Chancery shrugged. "I don't know."
"To show you what you're missing." He jabbed an accusing finger at the pile. "Olive oil and Belgian chocolate. Saffron, Chancery. She doesn't think lichen and leaf broth can compete with white truffle and cinnamon."
Chancery cracked the lid on a pot of pimenton dulce and sniffed. The heady aroma's physical presence conjured a forgotten happy memory: Annabel making a mess of spaghetti carbonara with chorizo in their tiny kitchen, laughing as the sun turned her hair to spun gold.
No one since Annabel had kissed her until Kay did.
Chancery hugged herself, remembering the feel of someone else's skin.
"You and Skook could come, too."
"You know what would happen." He held out his arms like a scarecrow and pirouetted. "All those people. This is our home and you belong here, with us, where we can keep you safe. She doesn't love you like we do."
All those people. How many more would walk if she did?

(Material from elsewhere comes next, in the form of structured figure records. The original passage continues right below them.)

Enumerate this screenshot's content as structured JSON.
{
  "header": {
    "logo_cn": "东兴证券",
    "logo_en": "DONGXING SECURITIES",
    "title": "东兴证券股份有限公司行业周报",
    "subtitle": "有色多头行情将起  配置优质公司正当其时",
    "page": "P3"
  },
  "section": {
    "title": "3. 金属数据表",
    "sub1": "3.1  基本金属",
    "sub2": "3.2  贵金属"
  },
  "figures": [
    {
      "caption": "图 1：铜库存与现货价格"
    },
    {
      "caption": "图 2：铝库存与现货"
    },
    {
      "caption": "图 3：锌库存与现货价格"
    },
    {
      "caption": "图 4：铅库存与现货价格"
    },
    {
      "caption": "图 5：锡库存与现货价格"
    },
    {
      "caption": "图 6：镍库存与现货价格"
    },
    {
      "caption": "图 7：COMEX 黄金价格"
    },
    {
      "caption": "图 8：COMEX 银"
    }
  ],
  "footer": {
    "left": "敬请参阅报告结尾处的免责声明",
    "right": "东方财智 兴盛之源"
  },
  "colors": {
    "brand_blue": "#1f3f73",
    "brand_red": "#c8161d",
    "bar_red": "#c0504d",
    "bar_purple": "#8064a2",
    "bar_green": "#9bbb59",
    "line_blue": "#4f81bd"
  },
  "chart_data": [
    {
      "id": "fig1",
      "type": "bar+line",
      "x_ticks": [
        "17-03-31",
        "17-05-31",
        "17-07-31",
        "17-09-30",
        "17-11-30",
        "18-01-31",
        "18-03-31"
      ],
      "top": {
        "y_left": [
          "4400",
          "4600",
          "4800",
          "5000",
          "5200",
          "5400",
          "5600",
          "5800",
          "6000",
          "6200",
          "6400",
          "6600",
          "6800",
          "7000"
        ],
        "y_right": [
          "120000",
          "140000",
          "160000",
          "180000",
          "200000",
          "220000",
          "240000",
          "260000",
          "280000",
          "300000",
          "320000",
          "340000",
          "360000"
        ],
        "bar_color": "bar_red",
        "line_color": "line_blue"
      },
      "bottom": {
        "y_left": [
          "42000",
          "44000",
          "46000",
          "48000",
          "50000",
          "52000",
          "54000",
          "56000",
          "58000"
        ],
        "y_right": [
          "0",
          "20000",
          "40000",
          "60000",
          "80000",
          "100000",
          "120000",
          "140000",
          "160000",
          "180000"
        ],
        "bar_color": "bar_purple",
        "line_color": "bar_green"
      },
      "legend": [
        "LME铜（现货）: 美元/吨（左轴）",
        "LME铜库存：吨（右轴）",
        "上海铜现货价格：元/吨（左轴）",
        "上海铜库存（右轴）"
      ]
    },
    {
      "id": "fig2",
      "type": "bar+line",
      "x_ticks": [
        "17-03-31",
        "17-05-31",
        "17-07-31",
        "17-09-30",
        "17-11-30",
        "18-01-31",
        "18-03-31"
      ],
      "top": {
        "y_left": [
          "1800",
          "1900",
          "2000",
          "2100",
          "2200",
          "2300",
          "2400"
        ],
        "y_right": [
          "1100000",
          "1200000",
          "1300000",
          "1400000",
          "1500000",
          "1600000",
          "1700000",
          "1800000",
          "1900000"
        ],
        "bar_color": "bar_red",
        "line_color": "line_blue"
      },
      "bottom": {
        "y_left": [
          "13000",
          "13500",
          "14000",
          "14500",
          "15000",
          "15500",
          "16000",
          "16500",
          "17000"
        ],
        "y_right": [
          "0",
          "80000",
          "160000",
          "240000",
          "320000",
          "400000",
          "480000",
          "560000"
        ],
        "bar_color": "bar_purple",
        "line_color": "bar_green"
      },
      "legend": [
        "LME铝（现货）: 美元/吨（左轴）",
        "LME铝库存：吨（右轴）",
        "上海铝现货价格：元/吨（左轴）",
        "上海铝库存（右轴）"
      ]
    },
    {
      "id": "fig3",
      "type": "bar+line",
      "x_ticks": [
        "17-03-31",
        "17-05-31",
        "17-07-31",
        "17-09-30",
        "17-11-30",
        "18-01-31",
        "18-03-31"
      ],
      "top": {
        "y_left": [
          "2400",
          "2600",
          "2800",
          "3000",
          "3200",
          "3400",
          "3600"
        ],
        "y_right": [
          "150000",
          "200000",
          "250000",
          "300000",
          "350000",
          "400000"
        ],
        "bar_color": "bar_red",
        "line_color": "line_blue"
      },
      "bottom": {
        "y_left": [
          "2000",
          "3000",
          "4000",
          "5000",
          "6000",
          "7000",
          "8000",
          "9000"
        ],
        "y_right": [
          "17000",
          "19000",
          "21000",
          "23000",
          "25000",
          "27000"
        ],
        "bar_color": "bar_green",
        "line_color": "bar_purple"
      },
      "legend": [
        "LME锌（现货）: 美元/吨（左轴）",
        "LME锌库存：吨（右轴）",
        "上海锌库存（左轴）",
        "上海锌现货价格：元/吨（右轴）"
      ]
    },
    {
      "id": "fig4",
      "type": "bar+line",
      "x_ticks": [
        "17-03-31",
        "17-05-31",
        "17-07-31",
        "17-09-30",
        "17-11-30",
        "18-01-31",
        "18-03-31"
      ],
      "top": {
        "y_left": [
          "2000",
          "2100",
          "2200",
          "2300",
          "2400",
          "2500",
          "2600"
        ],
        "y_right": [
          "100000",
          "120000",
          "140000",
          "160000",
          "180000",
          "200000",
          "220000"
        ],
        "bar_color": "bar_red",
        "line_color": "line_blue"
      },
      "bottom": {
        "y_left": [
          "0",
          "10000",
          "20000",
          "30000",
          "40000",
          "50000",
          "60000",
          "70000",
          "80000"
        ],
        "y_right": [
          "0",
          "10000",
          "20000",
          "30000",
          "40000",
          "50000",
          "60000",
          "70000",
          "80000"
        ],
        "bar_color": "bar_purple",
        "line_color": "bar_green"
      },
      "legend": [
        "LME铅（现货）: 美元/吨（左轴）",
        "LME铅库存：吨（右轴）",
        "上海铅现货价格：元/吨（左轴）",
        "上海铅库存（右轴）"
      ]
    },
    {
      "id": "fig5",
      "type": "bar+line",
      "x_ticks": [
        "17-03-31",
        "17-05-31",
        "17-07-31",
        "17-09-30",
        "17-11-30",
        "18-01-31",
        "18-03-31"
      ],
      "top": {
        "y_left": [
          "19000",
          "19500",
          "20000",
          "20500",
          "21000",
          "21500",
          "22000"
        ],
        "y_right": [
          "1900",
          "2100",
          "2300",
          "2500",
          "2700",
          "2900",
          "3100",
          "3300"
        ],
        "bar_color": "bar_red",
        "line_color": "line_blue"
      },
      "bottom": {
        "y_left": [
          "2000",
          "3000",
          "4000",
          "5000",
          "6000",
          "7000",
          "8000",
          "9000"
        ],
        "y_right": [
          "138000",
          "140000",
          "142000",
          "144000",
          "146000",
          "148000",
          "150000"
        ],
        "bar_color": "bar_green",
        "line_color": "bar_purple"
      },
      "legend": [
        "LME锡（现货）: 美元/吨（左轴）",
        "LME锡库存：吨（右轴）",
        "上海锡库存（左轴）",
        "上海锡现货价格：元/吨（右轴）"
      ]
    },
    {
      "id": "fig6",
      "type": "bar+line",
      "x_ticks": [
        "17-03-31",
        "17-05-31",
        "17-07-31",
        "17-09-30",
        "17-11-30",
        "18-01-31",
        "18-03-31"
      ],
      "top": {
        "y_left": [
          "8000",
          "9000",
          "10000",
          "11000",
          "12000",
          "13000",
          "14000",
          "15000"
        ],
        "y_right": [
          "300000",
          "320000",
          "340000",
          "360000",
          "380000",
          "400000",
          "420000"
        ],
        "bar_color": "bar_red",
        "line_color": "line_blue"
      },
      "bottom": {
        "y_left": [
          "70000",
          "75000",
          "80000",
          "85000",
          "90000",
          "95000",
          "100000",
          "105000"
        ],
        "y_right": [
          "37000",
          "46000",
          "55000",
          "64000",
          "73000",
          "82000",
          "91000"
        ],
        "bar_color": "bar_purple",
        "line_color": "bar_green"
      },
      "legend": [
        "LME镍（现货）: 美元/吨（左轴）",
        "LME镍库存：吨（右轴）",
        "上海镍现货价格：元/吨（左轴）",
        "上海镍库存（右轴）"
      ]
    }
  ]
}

Part of her wanted to. Part of her wanted to because they all would.
***
"You shouldn't have bothered putting the stuff away," Kay said around a mouthful of toast piled with fish and egg. She poured more coffee and tapped her satellite phone. "They've moved the departure date. I have to take you back tomorrow."
"I can't."
"What?"
"All those people. I can't."
Kay rummaged in her bag. "I have something for you." She produced an envelope. Chancery took it and read the letter inside. "It's an offer of a place in the kitchen at the Sanctuary in Bergen," she said, as if Chancery were too stupid and damaged to understand it. "It's an amazing opportunity." Chancery felt faint. The restaurant's recipe book was one of her favourites. "You'd have to go through quarantine, but that only takes a week. I know you're scared of being amongst people again, but you'd adapt. I think you'd blossom."